Hi, Another week of SD down! We hope you all are feeling strong, fit and healthy.
Reminder during these times of Social Distancing and uncertainty where we don't know when our next official race will be, this is a perfect opportunity to build our mileage base and have workouts that are focused on increasing our thresholds but staying away from "red lining" in our workouts....this phase will not stress our immune systems much and we will get stronger and be ready for harder efforts when the time comes. You will know if your pace crosses over into a red zone (Too Hard an effort) when you feel your Blood lactate rise over the course of your workout (i.e. you start straining and feel your legs, arms getting tighter)...best way to nail this effort is to start easier than you think you should be running...~half marathon race pace or even slower and move from there then creeping into a harder effort when you get to what feels like that "therapeutic" level of effort.

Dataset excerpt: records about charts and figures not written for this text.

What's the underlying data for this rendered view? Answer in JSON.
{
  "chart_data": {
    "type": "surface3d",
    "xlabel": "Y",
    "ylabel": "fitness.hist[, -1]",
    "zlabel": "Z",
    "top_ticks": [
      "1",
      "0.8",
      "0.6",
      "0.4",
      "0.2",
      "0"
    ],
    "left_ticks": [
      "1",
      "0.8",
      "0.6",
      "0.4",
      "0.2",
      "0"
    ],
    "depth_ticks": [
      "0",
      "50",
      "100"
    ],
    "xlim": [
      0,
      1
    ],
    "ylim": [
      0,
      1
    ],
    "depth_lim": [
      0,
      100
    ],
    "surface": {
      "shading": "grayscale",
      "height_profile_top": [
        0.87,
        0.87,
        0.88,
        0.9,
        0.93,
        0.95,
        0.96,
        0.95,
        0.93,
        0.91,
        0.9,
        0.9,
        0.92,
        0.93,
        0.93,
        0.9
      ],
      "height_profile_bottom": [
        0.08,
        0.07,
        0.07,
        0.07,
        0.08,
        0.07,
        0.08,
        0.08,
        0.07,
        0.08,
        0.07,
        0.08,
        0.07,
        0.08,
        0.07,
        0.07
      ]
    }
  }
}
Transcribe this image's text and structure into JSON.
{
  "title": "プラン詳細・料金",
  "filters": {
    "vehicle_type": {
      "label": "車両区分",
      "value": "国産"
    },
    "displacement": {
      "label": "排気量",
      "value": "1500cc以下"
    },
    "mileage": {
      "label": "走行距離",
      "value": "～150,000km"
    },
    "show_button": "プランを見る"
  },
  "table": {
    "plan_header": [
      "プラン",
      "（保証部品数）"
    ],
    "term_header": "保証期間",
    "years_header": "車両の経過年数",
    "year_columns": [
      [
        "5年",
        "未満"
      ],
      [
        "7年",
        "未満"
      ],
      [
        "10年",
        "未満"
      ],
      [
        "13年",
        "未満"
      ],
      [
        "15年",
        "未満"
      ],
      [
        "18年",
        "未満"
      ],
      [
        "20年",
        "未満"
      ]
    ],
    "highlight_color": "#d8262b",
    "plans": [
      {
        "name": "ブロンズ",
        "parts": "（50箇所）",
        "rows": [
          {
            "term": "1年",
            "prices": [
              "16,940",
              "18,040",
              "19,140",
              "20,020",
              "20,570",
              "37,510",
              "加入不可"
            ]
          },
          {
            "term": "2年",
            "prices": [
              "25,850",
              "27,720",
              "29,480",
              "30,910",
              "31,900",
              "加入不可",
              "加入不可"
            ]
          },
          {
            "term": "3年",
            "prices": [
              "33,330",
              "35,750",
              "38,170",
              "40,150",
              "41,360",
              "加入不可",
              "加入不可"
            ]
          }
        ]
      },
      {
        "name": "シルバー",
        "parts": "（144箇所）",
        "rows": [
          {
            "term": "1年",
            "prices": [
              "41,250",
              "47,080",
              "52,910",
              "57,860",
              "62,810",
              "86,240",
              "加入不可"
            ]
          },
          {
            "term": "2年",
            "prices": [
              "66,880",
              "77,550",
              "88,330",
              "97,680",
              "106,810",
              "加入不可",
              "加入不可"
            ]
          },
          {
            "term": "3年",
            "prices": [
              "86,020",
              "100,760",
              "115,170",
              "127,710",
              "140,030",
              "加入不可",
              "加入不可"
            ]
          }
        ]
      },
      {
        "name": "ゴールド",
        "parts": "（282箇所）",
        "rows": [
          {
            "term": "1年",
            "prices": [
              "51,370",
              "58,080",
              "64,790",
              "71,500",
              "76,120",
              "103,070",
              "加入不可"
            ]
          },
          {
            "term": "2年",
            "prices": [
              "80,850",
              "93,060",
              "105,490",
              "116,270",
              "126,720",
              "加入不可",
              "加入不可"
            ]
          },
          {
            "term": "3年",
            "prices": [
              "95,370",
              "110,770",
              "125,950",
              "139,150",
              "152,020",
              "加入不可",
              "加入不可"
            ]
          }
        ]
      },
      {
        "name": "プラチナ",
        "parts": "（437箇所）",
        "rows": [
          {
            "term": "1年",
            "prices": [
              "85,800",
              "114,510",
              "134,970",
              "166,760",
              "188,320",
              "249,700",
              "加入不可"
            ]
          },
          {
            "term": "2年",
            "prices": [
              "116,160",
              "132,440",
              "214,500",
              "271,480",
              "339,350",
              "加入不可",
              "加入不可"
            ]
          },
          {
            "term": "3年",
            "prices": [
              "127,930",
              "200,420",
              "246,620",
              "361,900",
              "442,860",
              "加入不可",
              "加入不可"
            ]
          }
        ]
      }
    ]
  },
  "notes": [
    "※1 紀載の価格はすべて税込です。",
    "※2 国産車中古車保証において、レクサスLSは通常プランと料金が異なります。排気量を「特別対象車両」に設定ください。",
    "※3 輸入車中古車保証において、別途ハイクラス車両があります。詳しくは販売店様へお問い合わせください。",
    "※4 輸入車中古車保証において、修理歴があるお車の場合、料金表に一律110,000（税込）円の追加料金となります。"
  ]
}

You want to feel confident, strong and refreshed after you finish.....not completely spent.
Check out the great Article in this weeks Montecito Journal of SBRR's Lynn Fitzgibbons....Thank you Lynn!
Tomorrow's workout:
warmup, 3-4miles, strides x 6, Mile@Threshold effort, 2min jog, 6-8x1min@90%effort with 1min easy between, 2min jog, then one mile@Threshold effort, cool down remaining miles
Have a great workout and see you all soon!